Choosing the right oak product for the right wine is important. A lighter toasted oak product would work better with a lighter style wine such as Pinot noir, as opposed to a heavy toast oak product that might better support a more robust Shiraz.

The presence of yeast cells is another factor to take into account as they can also metabolise some of the oak components, creating different flavour nuances than when the wine comes into contact with wood without yeast cells. In some cultivars, notably South African Pinotage, yeast metabolism produces a roasted coffee smell as a result of the formation of a combination of furfural and 2-furan methanol.

Effects on tannin structure

Another factor to take into account is tannin extraction. During the fermentation process, tannins and anthocyanins (linked to wine colour) are still being extracted from the grape skins and pips. When wood is added during fermentation, more anthocyanidins and proanthocyanidins are formed, which adds to colour stabilisation. Colour stabilisation is one of the primary reasons why winemakers use oak products during fermentation.
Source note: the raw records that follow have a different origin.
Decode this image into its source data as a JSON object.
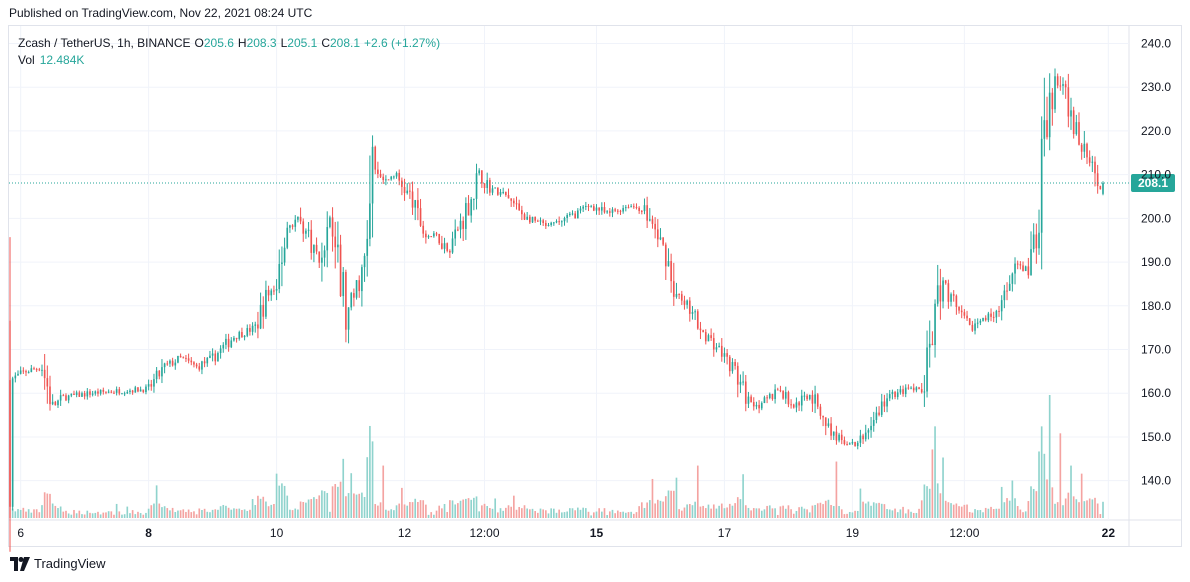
{
  "published": "Published on TradingView.com, Nov 22, 2021 08:24 UTC",
  "legend": {
    "symbol": "Zcash / TetherUS, 1h, BINANCE",
    "open_label": "O",
    "open": "205.6",
    "high_label": "H",
    "high": "208.3",
    "low_label": "L",
    "low": "205.1",
    "close_label": "C",
    "close": "208.1",
    "change": "+2.6 (+1.27%)",
    "vol_label": "Vol",
    "vol": "12.484K"
  },
  "footer": {
    "brand": "TradingView"
  },
  "colors": {
    "up": "#26a69a",
    "down": "#ef5350",
    "vol_up": "#8fd3cd",
    "vol_down": "#f4a3a1",
    "grid": "#f0f3fa",
    "price_line": "#26a69a",
    "last_price_bg": "#26a69a"
  },
  "chart_data": {
    "type": "candlestick",
    "interval": "1h",
    "ylim": [
      131,
      244
    ],
    "y_ticks": [
      "140.0",
      "150.0",
      "160.0",
      "170.0",
      "180.0",
      "190.0",
      "200.0",
      "210.0",
      "220.0",
      "230.0",
      "240.0"
    ],
    "last_price": "208.1",
    "x_ticks": [
      {
        "label": "6",
        "bold": false
      },
      {
        "label": "8",
        "bold": true
      },
      {
        "label": "10",
        "bold": false
      },
      {
        "label": "12",
        "bold": false
      },
      {
        "label": "12:00",
        "bold": false
      },
      {
        "label": "15",
        "bold": true
      },
      {
        "label": "17",
        "bold": false
      },
      {
        "label": "19",
        "bold": false
      },
      {
        "label": "12:00",
        "bold": false
      },
      {
        "label": "22",
        "bold": true
      }
    ],
    "x_tick_index": [
      4,
      52,
      100,
      148,
      178,
      220,
      268,
      316,
      358,
      412
    ],
    "price_path": [
      [
        0,
        163
      ],
      [
        6,
        165
      ],
      [
        12,
        166
      ],
      [
        16,
        157
      ],
      [
        20,
        159
      ],
      [
        30,
        160
      ],
      [
        40,
        160.5
      ],
      [
        52,
        161
      ],
      [
        58,
        166
      ],
      [
        64,
        168
      ],
      [
        70,
        166
      ],
      [
        76,
        168
      ],
      [
        84,
        173
      ],
      [
        92,
        175
      ],
      [
        96,
        182
      ],
      [
        100,
        185
      ],
      [
        104,
        198
      ],
      [
        108,
        200
      ],
      [
        112,
        196
      ],
      [
        116,
        190
      ],
      [
        120,
        200
      ],
      [
        124,
        188
      ],
      [
        126,
        176
      ],
      [
        128,
        180
      ],
      [
        134,
        192
      ],
      [
        136,
        212
      ],
      [
        140,
        208
      ],
      [
        144,
        210
      ],
      [
        150,
        205
      ],
      [
        156,
        196
      ],
      [
        160,
        196
      ],
      [
        164,
        193
      ],
      [
        170,
        200
      ],
      [
        176,
        210
      ],
      [
        180,
        207
      ],
      [
        186,
        205
      ],
      [
        194,
        200
      ],
      [
        202,
        198
      ],
      [
        212,
        201
      ],
      [
        218,
        203
      ],
      [
        224,
        201
      ],
      [
        232,
        203
      ],
      [
        238,
        202
      ],
      [
        246,
        192
      ],
      [
        250,
        182
      ],
      [
        254,
        180
      ],
      [
        260,
        174
      ],
      [
        266,
        170
      ],
      [
        272,
        165
      ],
      [
        276,
        159
      ],
      [
        282,
        157
      ],
      [
        288,
        161
      ],
      [
        294,
        157
      ],
      [
        300,
        160
      ],
      [
        304,
        156
      ],
      [
        308,
        151
      ],
      [
        312,
        149
      ],
      [
        318,
        148
      ],
      [
        322,
        152
      ],
      [
        328,
        158
      ],
      [
        332,
        160
      ],
      [
        338,
        161
      ],
      [
        342,
        160
      ],
      [
        346,
        172
      ],
      [
        348,
        180
      ],
      [
        350,
        185
      ],
      [
        356,
        178
      ],
      [
        360,
        175
      ],
      [
        366,
        177
      ],
      [
        372,
        180
      ],
      [
        378,
        189
      ],
      [
        382,
        188
      ],
      [
        386,
        199
      ],
      [
        388,
        218
      ],
      [
        390,
        226
      ],
      [
        392,
        232
      ],
      [
        396,
        228
      ],
      [
        400,
        220
      ],
      [
        404,
        214
      ],
      [
        408,
        207
      ]
    ],
    "volume_max": 61000,
    "volume_spikes": [
      {
        "i": 100,
        "v": 22000
      },
      {
        "i": 124,
        "v": 18000
      },
      {
        "i": 136,
        "v": 38000
      },
      {
        "i": 140,
        "v": 26000
      },
      {
        "i": 250,
        "v": 20000
      },
      {
        "i": 258,
        "v": 26000
      },
      {
        "i": 310,
        "v": 28000
      },
      {
        "i": 346,
        "v": 34000
      },
      {
        "i": 350,
        "v": 30000
      },
      {
        "i": 386,
        "v": 33000
      },
      {
        "i": 390,
        "v": 61000
      },
      {
        "i": 394,
        "v": 42000
      },
      {
        "i": 398,
        "v": 26000
      },
      {
        "i": 402,
        "v": 22000
      }
    ]
  }
}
Scientists have also seen that tannin polymerisation occurs when oak is added during fermentation, which means that the wine matures more quickly – ideal for getting wines into the market faster.

The big difference

Oak maturation and oak fermentation are applied for different reasons. Winemakers may ferment on oak to stabilise wine colour or to hide green characters in their wine. Fermenting on oak is also an effective way to obtain oak characteristics in a short period for fruity, easy to drink wine styles that need to hit the market quickly. Barrel maturation does a better job at extracting flavour compounds and smoothing over the tannin structure of the wine. It all comes down to what the winemaker is trying to achieve.